Une des principes essentiels de notre foi est que « le monde entier est rempli de Sa présence » et qu’« il n’est pas un endroit vide de Lui ». Il ne s’agit donc pas de faire venir D.ieu dans le monde matériel : Il s’y trouve déjà. Mais D.ieu peut se trouver dans le monde sans pour autant y être « chez Lui ».

« Être chez soi » signifie être dans un lieu qui est réceptif à votre présence, un lieu dédié à satisfaire vos désirs et à pourvoir à vos besoins. C’est être quelque part où vous pouvez être le « vrai vous », contrairement à « l’attitude publique » que vous empruntez en d’autres circonstances.

Le monde matériel, dans son état naturel, n’est pas un environnement hospitalier pour D.ieu. S’il y a un point commun entre toutes les choses matérielles, c’est bien leur égocentrisme intrinsèque, l’établissement de l’ego en tant que fondement et but de leur existence. De chaque gramme de sa masse, la pierre proclame : « Je suis. » Chez l’arbre comme chez l’animal, la préservation et la reproduction sont au centre de chaque instinct et sont l’objet de chaque développement, de chaque action. Et, qui plus que l’être humain a fait de l’ambition un art, et du carriérisme un idéal universel ?
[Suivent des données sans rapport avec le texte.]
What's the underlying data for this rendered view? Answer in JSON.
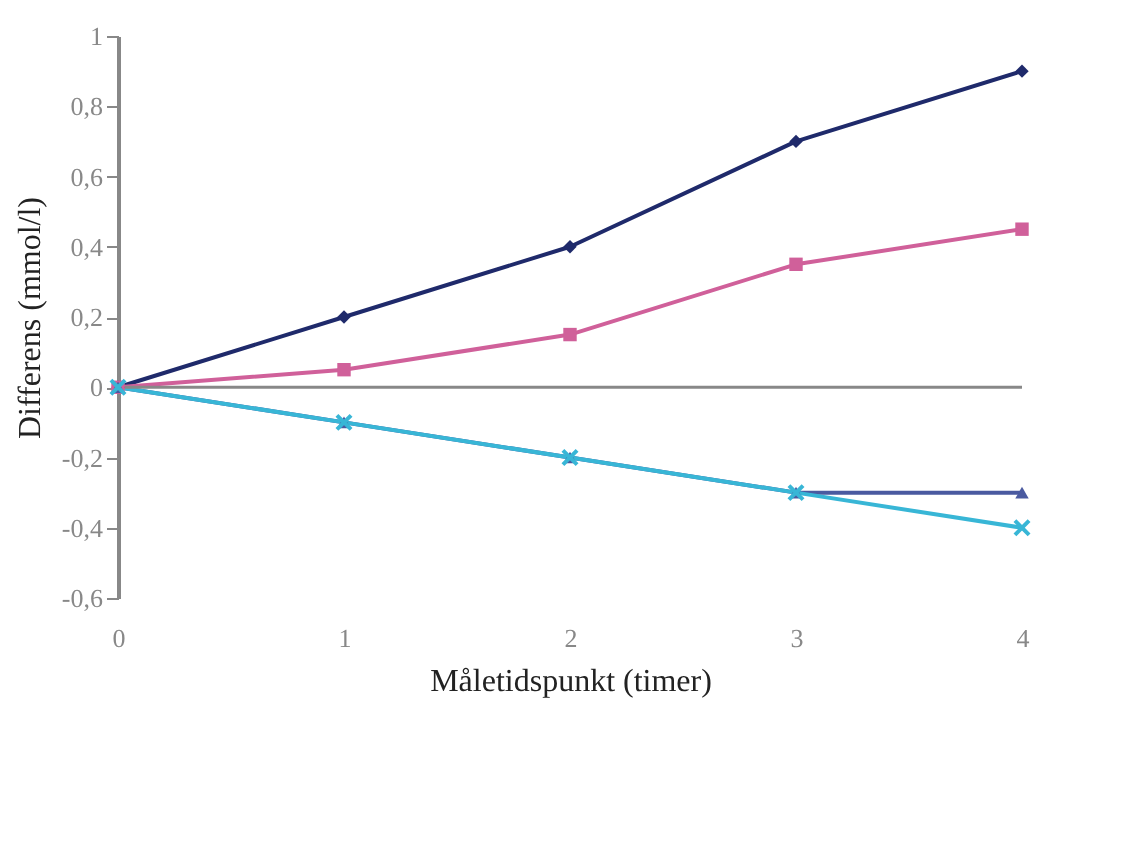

Le seul problème de tout cet égoïsme, c’est qu’il masque la vérité sous-jacente à l’existence : la vérité selon laquelle la création n’est pas une fin en elle-même, mais est le produit et le vecteur de son Créateur. Et cet égocentrisme n’est pas un aspect marginal ou secondaire de notre monde, il est sa caractéristique la plus fondamentale. Dès lors, pour faire de notre monde une « demeure » pour D.ieu, c’est sa nature même que nous devons transformer. Nous devons reconstruire les fondements mêmes de son identité et donner à cette entité égocentrique une existence vouée à un dessein qui la dépasse.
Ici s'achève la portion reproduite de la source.